Even though the National Intelligence Agency stressed it did not see Tehran as a threat, it still set up a covert operation to compile the names, addresses and personal habits of every suspected Iranian agent in South Africa.
Suggestions South African spooks scoped out Persian carpet shops in the belief they were a front for Iranian spies were easy fodder for newspapers, with the Times reporting the leaks under the front page headline “Ali Baba and the forty spies”.
Besides the immediate embarrassment, experts said the security breach meant foreign cooperation with South African agencies would be likely to come under review for fear of other potentially more damaging secrets being unearthed.
Other cables show Washington enlisted Pretoria’s help in getting in touch with a potential North Korean double agent and reaching out to Palestinian group Hamas.
“A leak like this affects the credibility of the agencies and how they cooperate,” said Mike Hough, a retired professor from Pretoria University’s Institute for Strategic Studies. “It could lead to the termination of certain projects.”

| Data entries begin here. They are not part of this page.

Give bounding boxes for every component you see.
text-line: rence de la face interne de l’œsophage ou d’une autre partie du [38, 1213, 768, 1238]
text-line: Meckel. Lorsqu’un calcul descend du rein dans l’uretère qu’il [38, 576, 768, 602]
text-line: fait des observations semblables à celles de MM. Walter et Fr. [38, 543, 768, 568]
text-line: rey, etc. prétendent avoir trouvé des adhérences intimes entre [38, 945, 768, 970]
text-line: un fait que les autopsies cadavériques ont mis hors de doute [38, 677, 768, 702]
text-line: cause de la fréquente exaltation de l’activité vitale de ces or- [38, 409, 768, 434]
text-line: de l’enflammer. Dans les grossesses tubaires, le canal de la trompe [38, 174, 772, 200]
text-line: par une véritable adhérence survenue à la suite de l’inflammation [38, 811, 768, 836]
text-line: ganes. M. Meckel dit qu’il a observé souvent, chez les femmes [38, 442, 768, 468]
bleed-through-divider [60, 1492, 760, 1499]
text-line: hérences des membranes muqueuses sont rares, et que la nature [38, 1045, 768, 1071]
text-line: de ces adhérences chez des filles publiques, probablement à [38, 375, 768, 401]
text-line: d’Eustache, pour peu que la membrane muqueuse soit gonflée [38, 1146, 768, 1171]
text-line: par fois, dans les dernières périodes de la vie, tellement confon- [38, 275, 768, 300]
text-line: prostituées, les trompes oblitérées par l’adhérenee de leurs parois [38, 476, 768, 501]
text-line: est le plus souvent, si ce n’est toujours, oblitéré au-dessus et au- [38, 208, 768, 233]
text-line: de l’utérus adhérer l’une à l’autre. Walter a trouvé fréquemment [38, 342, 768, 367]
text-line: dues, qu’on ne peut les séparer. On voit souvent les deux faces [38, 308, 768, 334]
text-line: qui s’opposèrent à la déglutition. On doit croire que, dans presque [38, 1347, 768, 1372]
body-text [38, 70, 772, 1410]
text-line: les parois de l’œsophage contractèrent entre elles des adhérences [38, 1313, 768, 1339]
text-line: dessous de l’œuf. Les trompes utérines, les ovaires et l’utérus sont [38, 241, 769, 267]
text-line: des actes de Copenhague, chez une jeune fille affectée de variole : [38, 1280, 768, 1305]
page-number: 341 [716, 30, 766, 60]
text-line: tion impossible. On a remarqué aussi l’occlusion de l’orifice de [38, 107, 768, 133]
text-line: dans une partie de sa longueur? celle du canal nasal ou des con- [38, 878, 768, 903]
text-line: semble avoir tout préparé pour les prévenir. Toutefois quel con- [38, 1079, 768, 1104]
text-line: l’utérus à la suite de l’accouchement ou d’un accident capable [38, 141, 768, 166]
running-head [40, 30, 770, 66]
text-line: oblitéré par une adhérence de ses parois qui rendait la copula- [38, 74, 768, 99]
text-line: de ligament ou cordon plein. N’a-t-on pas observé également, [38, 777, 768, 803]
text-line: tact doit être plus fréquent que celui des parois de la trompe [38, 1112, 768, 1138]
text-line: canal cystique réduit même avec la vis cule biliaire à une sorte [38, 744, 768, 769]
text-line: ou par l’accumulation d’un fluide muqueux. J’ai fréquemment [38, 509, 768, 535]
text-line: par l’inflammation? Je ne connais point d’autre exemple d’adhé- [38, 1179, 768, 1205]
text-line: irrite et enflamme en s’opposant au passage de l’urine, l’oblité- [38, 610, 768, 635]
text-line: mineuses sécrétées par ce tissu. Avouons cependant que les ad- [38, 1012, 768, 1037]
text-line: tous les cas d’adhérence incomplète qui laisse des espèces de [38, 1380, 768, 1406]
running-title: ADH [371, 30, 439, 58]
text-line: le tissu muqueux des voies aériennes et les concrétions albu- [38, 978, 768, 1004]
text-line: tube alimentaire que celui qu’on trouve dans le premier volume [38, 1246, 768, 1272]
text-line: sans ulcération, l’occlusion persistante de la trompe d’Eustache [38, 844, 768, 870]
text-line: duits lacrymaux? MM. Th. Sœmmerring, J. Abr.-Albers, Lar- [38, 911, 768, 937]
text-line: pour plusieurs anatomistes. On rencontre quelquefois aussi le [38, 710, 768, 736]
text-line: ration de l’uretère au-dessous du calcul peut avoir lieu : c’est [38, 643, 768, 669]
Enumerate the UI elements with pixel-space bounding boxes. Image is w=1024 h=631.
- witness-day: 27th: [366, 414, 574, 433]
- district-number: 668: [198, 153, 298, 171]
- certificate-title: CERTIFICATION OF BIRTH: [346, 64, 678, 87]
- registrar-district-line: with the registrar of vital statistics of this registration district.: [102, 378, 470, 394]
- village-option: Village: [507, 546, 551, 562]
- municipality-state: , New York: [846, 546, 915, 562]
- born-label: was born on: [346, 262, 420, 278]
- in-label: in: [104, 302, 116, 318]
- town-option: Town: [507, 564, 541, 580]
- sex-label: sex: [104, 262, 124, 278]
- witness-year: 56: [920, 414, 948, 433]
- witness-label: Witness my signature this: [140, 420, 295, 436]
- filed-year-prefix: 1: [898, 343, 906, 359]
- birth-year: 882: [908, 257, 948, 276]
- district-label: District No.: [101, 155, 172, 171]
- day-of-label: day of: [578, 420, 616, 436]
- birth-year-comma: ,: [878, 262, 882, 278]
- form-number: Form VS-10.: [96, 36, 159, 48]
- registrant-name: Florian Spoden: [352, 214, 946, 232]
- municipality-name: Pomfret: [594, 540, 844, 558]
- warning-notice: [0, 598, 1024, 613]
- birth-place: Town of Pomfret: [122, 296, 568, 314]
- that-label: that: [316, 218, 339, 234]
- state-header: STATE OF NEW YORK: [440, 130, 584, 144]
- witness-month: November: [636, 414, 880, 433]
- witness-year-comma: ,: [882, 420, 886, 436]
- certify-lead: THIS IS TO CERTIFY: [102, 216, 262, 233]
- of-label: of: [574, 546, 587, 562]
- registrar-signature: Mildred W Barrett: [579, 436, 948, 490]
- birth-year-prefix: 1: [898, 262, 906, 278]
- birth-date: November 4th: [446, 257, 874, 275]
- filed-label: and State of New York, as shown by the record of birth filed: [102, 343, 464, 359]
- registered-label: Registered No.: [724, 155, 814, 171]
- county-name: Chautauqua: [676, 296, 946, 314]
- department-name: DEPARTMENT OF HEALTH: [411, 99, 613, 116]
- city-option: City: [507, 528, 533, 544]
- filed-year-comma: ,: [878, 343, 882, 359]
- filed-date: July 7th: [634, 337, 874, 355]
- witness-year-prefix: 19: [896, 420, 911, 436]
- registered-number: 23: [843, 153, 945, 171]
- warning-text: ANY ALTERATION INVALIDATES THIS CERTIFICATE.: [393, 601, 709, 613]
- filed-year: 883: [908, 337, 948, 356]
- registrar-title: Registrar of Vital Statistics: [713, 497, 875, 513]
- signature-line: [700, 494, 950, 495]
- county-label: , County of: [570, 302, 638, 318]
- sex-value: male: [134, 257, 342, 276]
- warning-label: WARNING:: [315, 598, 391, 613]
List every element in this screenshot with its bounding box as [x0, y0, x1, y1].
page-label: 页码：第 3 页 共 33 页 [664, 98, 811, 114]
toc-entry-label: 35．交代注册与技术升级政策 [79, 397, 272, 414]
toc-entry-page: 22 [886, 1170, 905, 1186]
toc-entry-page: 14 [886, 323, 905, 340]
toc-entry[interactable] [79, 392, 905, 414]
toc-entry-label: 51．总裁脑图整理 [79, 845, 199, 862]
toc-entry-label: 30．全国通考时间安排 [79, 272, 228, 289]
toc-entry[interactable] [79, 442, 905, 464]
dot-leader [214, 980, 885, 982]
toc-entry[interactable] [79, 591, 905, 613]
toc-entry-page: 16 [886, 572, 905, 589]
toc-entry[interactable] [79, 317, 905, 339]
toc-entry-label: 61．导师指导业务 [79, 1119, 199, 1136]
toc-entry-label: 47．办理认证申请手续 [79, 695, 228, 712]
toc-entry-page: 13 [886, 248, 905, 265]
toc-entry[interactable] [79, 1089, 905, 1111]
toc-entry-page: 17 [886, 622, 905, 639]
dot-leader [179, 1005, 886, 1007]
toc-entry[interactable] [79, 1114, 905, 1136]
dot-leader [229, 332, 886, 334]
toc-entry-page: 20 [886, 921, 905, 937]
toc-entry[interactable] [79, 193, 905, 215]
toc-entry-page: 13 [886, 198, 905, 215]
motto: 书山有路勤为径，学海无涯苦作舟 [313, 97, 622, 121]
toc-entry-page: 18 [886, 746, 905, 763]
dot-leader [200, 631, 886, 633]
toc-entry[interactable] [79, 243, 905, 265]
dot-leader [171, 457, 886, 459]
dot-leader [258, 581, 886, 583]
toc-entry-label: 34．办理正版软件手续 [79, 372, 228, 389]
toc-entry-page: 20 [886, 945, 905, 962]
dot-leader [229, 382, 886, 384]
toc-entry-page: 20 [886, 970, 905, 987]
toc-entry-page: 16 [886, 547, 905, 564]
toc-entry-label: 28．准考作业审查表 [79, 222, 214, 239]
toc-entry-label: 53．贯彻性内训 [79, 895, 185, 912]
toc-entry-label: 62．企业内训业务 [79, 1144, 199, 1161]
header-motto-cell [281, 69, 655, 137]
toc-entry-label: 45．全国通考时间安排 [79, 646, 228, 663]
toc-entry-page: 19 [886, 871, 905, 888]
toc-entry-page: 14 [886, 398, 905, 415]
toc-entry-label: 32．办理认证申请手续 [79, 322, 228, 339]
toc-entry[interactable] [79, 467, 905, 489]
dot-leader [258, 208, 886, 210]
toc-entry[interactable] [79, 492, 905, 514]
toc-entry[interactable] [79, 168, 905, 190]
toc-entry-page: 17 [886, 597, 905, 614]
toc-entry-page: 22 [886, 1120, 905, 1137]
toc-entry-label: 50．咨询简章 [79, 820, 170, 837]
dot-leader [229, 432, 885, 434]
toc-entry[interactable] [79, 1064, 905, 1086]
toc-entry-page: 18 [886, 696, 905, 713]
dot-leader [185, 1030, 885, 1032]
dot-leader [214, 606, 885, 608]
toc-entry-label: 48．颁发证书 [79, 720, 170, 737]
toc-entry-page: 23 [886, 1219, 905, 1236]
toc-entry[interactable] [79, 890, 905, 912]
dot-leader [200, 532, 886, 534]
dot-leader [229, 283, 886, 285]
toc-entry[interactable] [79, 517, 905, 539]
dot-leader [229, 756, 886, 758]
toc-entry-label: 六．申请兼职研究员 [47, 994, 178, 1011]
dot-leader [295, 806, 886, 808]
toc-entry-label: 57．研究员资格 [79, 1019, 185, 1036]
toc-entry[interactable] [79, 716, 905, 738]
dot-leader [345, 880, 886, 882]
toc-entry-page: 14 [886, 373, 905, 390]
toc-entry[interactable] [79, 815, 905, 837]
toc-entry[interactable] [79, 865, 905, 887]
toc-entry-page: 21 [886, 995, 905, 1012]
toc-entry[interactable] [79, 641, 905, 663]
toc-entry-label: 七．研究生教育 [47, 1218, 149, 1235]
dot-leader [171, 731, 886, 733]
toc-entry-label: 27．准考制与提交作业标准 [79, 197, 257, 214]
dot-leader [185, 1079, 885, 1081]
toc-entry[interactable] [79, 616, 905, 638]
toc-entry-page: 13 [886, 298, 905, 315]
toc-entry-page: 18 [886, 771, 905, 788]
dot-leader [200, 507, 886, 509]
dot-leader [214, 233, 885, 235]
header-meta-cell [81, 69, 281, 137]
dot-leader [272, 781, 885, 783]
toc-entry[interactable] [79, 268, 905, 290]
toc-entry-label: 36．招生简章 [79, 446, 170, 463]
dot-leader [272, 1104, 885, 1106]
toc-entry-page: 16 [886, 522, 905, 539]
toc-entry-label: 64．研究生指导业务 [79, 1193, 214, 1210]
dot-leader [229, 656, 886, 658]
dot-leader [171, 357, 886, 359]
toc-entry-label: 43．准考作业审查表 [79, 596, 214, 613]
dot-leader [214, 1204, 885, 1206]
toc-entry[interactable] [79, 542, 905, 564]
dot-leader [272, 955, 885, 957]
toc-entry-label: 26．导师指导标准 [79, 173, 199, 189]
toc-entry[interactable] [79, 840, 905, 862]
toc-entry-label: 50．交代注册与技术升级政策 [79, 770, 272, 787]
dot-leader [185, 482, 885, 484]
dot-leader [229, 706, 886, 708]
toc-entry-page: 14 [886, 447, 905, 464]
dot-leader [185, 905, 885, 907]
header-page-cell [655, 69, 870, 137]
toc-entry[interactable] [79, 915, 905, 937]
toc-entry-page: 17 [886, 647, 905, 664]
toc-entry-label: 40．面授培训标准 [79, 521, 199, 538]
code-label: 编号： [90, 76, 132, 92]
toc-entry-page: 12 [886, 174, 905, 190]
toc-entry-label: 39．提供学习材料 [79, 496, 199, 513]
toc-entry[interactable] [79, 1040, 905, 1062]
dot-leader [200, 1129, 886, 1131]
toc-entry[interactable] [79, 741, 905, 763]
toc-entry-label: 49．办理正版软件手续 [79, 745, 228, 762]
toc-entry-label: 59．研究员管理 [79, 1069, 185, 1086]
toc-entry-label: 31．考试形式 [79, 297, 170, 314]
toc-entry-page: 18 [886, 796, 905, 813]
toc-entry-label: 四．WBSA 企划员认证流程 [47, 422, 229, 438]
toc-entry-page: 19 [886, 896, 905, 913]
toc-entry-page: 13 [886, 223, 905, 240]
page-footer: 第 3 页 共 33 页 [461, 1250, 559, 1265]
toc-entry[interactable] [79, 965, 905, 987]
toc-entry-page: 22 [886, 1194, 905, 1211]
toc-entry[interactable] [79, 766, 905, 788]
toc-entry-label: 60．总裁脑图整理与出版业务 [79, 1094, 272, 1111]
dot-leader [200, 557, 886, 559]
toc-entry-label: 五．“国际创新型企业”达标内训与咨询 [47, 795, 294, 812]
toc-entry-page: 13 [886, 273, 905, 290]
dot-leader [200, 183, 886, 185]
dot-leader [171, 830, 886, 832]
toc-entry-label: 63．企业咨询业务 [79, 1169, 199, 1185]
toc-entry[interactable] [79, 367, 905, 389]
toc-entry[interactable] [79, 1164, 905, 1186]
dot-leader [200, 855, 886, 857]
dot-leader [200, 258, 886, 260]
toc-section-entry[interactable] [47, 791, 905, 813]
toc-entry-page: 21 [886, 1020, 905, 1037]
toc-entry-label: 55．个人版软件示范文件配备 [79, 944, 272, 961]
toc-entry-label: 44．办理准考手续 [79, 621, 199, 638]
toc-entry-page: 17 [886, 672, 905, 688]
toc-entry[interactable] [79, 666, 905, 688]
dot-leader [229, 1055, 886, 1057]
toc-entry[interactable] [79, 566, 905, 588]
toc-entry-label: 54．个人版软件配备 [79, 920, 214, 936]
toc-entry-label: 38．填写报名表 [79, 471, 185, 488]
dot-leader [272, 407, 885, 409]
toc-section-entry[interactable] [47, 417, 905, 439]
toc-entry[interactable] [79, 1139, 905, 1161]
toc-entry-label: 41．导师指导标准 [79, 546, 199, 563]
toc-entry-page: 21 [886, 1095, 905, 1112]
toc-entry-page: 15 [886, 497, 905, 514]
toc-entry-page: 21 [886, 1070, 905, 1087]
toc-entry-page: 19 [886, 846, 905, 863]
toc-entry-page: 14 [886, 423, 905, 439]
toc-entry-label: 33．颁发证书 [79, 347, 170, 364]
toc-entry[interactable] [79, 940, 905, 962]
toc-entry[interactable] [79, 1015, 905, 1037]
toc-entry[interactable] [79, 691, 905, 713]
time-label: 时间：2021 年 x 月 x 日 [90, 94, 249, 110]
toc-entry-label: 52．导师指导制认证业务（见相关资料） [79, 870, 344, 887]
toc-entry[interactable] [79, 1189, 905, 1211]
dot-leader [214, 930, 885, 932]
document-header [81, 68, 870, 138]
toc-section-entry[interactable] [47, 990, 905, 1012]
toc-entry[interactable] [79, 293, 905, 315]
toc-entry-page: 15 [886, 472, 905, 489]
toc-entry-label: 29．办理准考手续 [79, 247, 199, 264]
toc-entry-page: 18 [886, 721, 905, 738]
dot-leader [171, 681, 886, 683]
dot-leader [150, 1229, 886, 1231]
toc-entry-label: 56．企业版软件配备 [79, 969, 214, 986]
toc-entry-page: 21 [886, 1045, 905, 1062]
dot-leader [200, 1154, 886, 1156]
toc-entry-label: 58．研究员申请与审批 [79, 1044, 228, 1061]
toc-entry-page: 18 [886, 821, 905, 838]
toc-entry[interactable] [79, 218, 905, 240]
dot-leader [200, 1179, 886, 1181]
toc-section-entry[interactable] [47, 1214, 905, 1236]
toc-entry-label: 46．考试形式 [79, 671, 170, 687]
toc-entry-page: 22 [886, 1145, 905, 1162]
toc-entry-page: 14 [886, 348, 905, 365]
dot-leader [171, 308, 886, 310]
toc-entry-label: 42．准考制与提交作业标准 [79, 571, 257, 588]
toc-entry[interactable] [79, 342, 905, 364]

The agency was already in hot water for using a cell-phone signal jammer in parliament this month at President Jacob Zuma’s State of the Nation address, a move that prompted a media outcry and walkout by furious opposition MPs.
Forced to explain, Security Minister David Mahlobo told Johannesburg’s Talk Radio 702 the device had been deployed to create a ‘no-fly zone’ for drones to protect Zuma, but then said it had also been turned on in error.
There has no official response from the government to the Guardian and Al Jazeera reports.
“There’s no country in the world that would comment on this sort of thing,” one foreign ministry spokesman said.